Ameet Sarpatwari, an expert in pharmaceutical policy at Harvard Medical School, told the New York Times that Merck’s constitutional argument is weak.
“What Merck argues is ‘coercion’ is actually the establishment of a freer, more rational marketplace,” he said.
Other drugmakers, including Bristol Myers Squibb, have said the new law will hurt their drug development programs. Alnylam Pharmaceuticals, a Massachusetts-based drugmaker, said in October 2022 that it canceled a planned clinical trial of an eye disease drug because of the law.
The first 10 drugs subject to Medicare negotiation will be announced in September 2023, and Merck’s diabetes drug Januvia is expected to be on that list, according to researchers from the West Health Policy Center in Washington, DC, and the University of California.

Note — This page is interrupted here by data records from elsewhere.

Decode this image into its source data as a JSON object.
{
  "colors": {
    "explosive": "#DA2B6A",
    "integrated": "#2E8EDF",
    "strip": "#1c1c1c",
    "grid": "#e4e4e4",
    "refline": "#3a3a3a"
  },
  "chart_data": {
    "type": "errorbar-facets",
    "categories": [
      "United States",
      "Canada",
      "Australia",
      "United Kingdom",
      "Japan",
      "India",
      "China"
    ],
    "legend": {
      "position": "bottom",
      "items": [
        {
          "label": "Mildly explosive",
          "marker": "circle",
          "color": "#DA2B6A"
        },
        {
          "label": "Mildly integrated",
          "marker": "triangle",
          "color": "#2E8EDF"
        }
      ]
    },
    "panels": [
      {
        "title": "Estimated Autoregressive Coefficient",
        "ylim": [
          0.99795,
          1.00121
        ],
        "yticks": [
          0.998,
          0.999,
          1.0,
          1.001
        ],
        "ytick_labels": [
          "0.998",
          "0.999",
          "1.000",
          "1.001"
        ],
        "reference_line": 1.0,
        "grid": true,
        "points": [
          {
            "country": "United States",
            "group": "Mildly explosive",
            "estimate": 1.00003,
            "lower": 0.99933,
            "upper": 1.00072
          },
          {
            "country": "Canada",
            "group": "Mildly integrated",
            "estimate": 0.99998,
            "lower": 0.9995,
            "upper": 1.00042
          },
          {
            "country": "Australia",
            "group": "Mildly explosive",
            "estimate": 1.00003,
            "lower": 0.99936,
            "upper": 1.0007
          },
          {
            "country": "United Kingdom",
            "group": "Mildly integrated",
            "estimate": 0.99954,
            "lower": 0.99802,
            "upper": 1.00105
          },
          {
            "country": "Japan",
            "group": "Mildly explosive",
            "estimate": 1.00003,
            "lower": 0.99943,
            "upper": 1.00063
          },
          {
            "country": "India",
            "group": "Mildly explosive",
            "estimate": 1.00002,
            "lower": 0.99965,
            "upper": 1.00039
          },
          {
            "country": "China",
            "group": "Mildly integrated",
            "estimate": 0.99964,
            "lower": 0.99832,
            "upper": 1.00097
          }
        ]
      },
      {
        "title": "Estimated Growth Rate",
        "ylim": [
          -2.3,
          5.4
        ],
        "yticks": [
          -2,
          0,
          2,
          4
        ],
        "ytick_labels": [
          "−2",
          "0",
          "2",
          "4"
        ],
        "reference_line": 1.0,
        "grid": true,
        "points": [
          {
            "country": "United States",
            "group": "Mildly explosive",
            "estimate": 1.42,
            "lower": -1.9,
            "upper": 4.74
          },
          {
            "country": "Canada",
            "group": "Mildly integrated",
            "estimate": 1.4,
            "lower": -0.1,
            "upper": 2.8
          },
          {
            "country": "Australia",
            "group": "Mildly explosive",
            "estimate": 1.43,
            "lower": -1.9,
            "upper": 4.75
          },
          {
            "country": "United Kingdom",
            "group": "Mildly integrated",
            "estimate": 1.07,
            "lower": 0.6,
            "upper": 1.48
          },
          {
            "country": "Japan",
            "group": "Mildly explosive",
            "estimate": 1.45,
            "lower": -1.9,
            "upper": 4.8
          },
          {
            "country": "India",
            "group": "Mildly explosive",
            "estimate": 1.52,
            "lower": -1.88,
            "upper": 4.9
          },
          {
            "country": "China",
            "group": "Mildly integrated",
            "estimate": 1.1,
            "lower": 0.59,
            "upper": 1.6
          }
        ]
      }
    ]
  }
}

Another of Merck’s diabetes drugs, Janumet, is expected to be subject to negotiation in 2027, and its blockbuster cancer drug, Keytruda, is on the list for 2028.
Januvia and Janumet brought Merck a combined $4.5 billion last year, while Keytruda made $20.9 billion.
The Congressional Budget Office estimated the law will save the federal government $288 billion over 10 years.
“The number one reason seniors are leaving their prescriptions at the counter is because they can’t afford them,” Bill Sweeney, SVP of government affairs at AARP, said in a statement sent to Healthcare Brew. “The new law is going to finally require Medicare to leverage its buying power and begin to negotiate with drug companies for lower prices, saving seniors and Medicare billions of dollars.”